According to Alireza Baghani, a financial expert who spoke with Ana news website on May 27, the fixed income funds generate an annual return of 23%, while participation bonds and Islamic treasury bills offer even higher rates, up to 25%. Car leasing companies also try to attract part of liquidity by offering 28% interest to those car buyers who pay in advance. Thus, banks that generally face serious challenges in their funding and liquidity management have been involved in an “interest war.”
In addition, banks have had other problems to deal with. As they are not sure how much longer they can survive under the interest burden, they also need to find solutions to deal with their toxic assets, which account for nearly 45% of their total assets. The toxic assets include immovable assets, nonperforming loans and huge government debt.
It seems that the Central Bank has failed to bring interest on deposits to a single digit level. The regulator has pursued the policy for about four years, but it appears that it should give it up, at least for a period. Donya-e Eqtesad said in its June 8 report that the Central Bank of Iran has already decided to keep the rate of interest on deposits unchanged for several months until it can manage the situation.

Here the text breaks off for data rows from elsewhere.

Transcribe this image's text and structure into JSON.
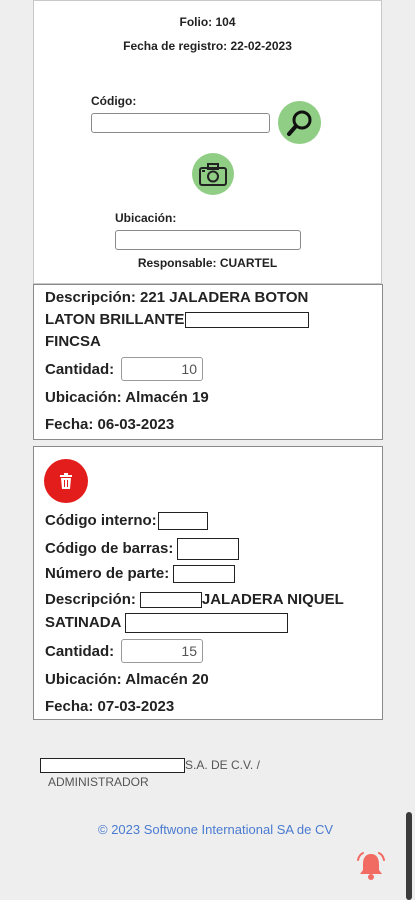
{
  "header": {
    "folio": "Folio: 104",
    "fecha_registro": "Fecha de registro: 22-02-2023"
  },
  "form": {
    "codigo_label": "Código:",
    "codigo_value": "",
    "search_icon": "magnifier-icon",
    "camera_icon": "camera-icon",
    "ubicacion_label": "Ubicación:",
    "ubicacion_value": "",
    "responsable": "Responsable: CUARTEL"
  },
  "items": [
    {
      "descripcion_line1": "Descripción: 221 JALADERA BOTON",
      "descripcion_line2": "LATON BRILLANTE",
      "descripcion_line3": "FINCSA",
      "cantidad_label": "Cantidad:",
      "cantidad": "10",
      "ubicacion": "Ubicación: Almacén 19",
      "fecha": "Fecha: 06-03-2023"
    },
    {
      "delete_icon": "trash-icon",
      "codigo_interno_label": "Código interno:",
      "codigo_barras_label": "Código de barras:",
      "numero_parte_label": "Número de parte:",
      "descripcion_label": "Descripción:",
      "descripcion_text": "JALADERA NIQUEL",
      "descripcion_line2": "SATINADA",
      "cantidad_label": "Cantidad:",
      "cantidad": "15",
      "ubicacion": "Ubicación: Almacén 20",
      "fecha": "Fecha: 07-03-2023"
    }
  ],
  "footer": {
    "company_suffix": "S.A. DE C.V. /",
    "role": "ADMINISTRADOR",
    "copyright": "© 2023 Softwone International SA de CV",
    "bell_icon": "bell-icon",
    "colors": {
      "accent_green": "#8fce84",
      "delete_red": "#e31c1c",
      "link_blue": "#4a7bd0",
      "bell_red": "#f26b63"
    }
  }
}
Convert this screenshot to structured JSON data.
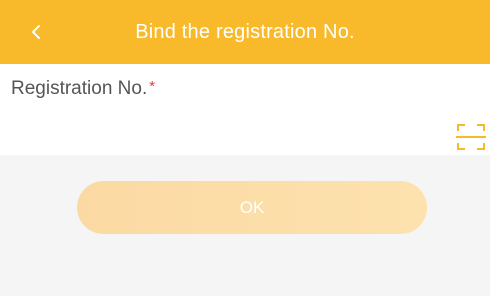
{
  "header": {
    "title": "Bind the registration No.",
    "back_icon": "chevron-left-icon",
    "background_color": "#f8b92b"
  },
  "form": {
    "field_label": "Registration No.",
    "required_marker": "*",
    "input_value": "",
    "input_placeholder": "",
    "scan_icon": "scan-icon"
  },
  "actions": {
    "ok_label": "OK",
    "ok_state": "disabled"
  }
}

Although there is no official report available on the final decision of the Money and Credit Council, the prospect of higher inflation in the current year, coupled with the banks already defying the regulator’s interest rate policy, will leave no option for the regulator but to stop further cuts in the interest rate.
In the past six months, the baseline interest offered by banks has gradually increased, according to Donya-e Eqtesad. On average, the state banks offer 3.4% interest on savings accounts above the official 15% ceiling, while private banks and credit institutions offer 5.5% of extra interest. Economists are urging the Central Bank of Iran to get banks to comply with the current restrictions.